Baixa representação negra em comerciais indica medo da rejeição

Segunda das três reportagens da série “Invisibilidade Pública” mostra que atores e modelos até deixam de fazer testes

Por Sharon Baptista Do Op9

Falta de profissionais negros com poder de decisão nas agências afeta escolha. Foto: Rafael Reynaux/OP9

Com 250 modelos e atores no seu portfólio, a T.C. Fashion atende agências de publicidade em Pernambuco na formação de castings para comerciais. Dez por cento deste elenco que pode incorporar qualquer papel familiar ou profissional é formado por pessoas negras. Com 21 anos de experiência no mercado, a diretora de produção Tereza Franco reconhece que esta baixa representação é reflexo ainda de um forte preconceito. “Existe uma demanda do mercado, que ainda é pouca e muito específica, mas que devagarinho está crescendo. Por mim haveria muito mais negros e o mercado tem pedido isso, mas às vezes esbarramos na dificuldade para atender um perfil específico que o cliente solicita por não termos no nosso casting”, afirma.

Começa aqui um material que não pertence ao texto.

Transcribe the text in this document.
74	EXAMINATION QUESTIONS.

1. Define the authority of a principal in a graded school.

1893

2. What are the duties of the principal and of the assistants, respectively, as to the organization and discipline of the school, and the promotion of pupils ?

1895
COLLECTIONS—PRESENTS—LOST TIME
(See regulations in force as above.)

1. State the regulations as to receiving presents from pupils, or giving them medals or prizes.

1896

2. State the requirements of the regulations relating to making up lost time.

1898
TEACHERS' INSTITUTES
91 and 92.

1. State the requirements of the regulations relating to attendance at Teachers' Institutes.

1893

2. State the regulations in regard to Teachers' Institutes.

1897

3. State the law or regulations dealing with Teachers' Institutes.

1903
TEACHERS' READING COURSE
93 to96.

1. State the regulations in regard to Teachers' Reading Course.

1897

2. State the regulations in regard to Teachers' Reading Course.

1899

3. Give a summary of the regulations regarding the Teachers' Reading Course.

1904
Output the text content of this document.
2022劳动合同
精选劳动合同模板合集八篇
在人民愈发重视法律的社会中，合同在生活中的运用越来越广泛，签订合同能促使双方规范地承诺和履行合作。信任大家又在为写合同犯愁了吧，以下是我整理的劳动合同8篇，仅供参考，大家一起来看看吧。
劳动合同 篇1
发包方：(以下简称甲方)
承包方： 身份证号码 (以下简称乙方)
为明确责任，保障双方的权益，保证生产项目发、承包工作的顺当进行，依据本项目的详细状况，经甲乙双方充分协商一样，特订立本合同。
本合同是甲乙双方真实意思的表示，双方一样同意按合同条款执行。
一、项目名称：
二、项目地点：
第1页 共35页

No dia a dia da agência, Tereza percebe que alguns modelos e atores negros, por receio de sofrer racismo, até deixam de participar de alguns testes. “Temos dificuldade para encontrar, por exemplo, bebês e crianças negras. Existe uma certa aflição por parte dos familiares que têm medo das crianças não serem escolhidas por causa do tom de pele e por isso não as trazem para as agências”, completa.

Tereza Franco vem percebendo um aumento constante na procura por profissionais negros. Foto: Rafael Reynaux/OP9

Falando sobre as exigências dos clientes e perfis específicos procurados pelas empresas, Tereza acrescenta que existem clientes que só procuram os negros para fazerem comerciais populares e pontuais. A alternativa tomada por ela é oferecer opções para outras campanhas. “Só assim conseguiremos avançar na inserção de negros na publicidade e as propagandas se aproximarem mais da realidade da pluralidade da população brasileira”.

Como fazer uma campanha que fala sobre um grupo étnico-racial se os profissionais que a interpretam não fazem parte deste grupo? Estudo feito pela publicitária e pesquisadora Danila Dourado em 2015 mostra um panorama da quantidade de profissionais negros que trabalham em agências de publicidade a partir dos seus perfis numa rede social de trabalho, o Linkedin.

Mesmo com a criação de políticas sociais que visam favorecer o ingresso dos negros na graduação, isso ainda não é refletido em cargos altos das agências. Além de serem minorias neste mercado, nenhuma mulher negra foi encontrada ocupando cargo de gestão estratégica no setor publicitário.